No matter where you stand on the contentious abortion debate, it should be welcome news that the abortion rate has hit a low not seen in almost 50 years.

The Guttmacher Institute, a pro-choice group that tracks abortion statistics, reported Wednesday that both the U.S. abortion rate and the number of such procedures performed in this country fell to the lowest levels since 1973, when abortion was legalized thanks to the Supreme Court’s Roe v. Wade decision.

“There were 13.5 abortions for every 1,000 women ages 15-44 in 2017,” the most recent year for which figures are available, The Wall Street Journal reported Thursday. That represents an 8 percent decline since 2014. In 2017, clinics performed about 862,000 abortions, down 7 percent since 2014 and the fewest since 1974.

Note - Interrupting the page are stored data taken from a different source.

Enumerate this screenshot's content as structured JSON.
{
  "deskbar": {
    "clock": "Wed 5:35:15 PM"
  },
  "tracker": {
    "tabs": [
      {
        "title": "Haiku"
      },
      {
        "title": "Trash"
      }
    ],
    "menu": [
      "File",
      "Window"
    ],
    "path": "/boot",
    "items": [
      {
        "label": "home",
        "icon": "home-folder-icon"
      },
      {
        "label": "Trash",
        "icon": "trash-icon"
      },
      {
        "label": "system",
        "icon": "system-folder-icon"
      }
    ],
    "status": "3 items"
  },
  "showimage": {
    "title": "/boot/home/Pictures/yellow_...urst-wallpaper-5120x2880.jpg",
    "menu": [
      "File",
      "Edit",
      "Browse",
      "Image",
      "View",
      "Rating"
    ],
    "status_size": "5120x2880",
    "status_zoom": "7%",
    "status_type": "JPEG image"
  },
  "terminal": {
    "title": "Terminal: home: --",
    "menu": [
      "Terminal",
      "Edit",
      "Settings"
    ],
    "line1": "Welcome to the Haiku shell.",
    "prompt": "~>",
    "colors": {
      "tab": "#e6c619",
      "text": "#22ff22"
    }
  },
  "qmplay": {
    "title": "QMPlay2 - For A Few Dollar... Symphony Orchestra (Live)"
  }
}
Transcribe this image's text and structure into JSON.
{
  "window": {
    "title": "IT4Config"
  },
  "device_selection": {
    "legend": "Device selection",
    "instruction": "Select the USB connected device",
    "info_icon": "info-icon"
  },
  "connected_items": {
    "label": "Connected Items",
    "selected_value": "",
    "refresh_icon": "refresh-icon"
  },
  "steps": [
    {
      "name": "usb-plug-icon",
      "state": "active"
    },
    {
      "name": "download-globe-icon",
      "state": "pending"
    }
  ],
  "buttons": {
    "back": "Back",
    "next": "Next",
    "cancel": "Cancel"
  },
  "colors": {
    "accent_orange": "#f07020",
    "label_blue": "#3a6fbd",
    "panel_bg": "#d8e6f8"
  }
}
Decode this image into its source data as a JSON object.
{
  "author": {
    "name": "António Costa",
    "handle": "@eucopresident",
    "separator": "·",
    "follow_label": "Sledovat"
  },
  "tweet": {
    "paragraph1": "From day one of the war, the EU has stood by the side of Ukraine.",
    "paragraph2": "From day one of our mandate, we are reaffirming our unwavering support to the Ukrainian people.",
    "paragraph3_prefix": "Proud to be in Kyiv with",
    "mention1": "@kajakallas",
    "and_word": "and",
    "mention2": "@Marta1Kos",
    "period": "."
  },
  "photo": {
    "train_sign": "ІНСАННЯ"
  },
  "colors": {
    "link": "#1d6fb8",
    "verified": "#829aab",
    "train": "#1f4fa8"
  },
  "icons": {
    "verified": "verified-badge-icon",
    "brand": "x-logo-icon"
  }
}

The institute found no evidence to confirm fears from abortion-rights activists that new abortion laws in red states played a role in the trend of decreasing abortion numbers or rates. “If abortion restrictions were the main driver across the board,” the report noted, “we’d expect the birthrate to increase.”

In fact, The Associated Press reported, “57 percent of the decline occurred in the 18 states, plus the District of Columbia, that did not enact any new restrictions.” The report found that abortion rates have dropped in all parts of the country. Just five states saw increases.

Nor did the number of clinics correlate with abortion rates. While rates did decline in Ohio and Texas, which both saw a drop in available abortion clinics, rates fell by similar amounts in states such as California that added clinics.

Instead, the drop in abortions stems from the fact that fewer American woman are becoming pregnant in the first place. “In 2018, the number of babies born in the U.S. and the overall fertility rate hit an all-time low,” the Journal noted.

The demographic significance of this development has significant ramifications for the country’s long-term health, particularly when it comes to entitlement policies. In terms of abortion, however, fewer overall pregnancies results in fewer women intentionally terminating them.

Hillary Clinton once famously said that abortion should “be safe, legal and rare.” Partisans may argue forcefully about the “legal” part, but those who describe themselves as either pro-life or pro-choice should both cheer the fact that abortion in recent years has indeed become more “rare.”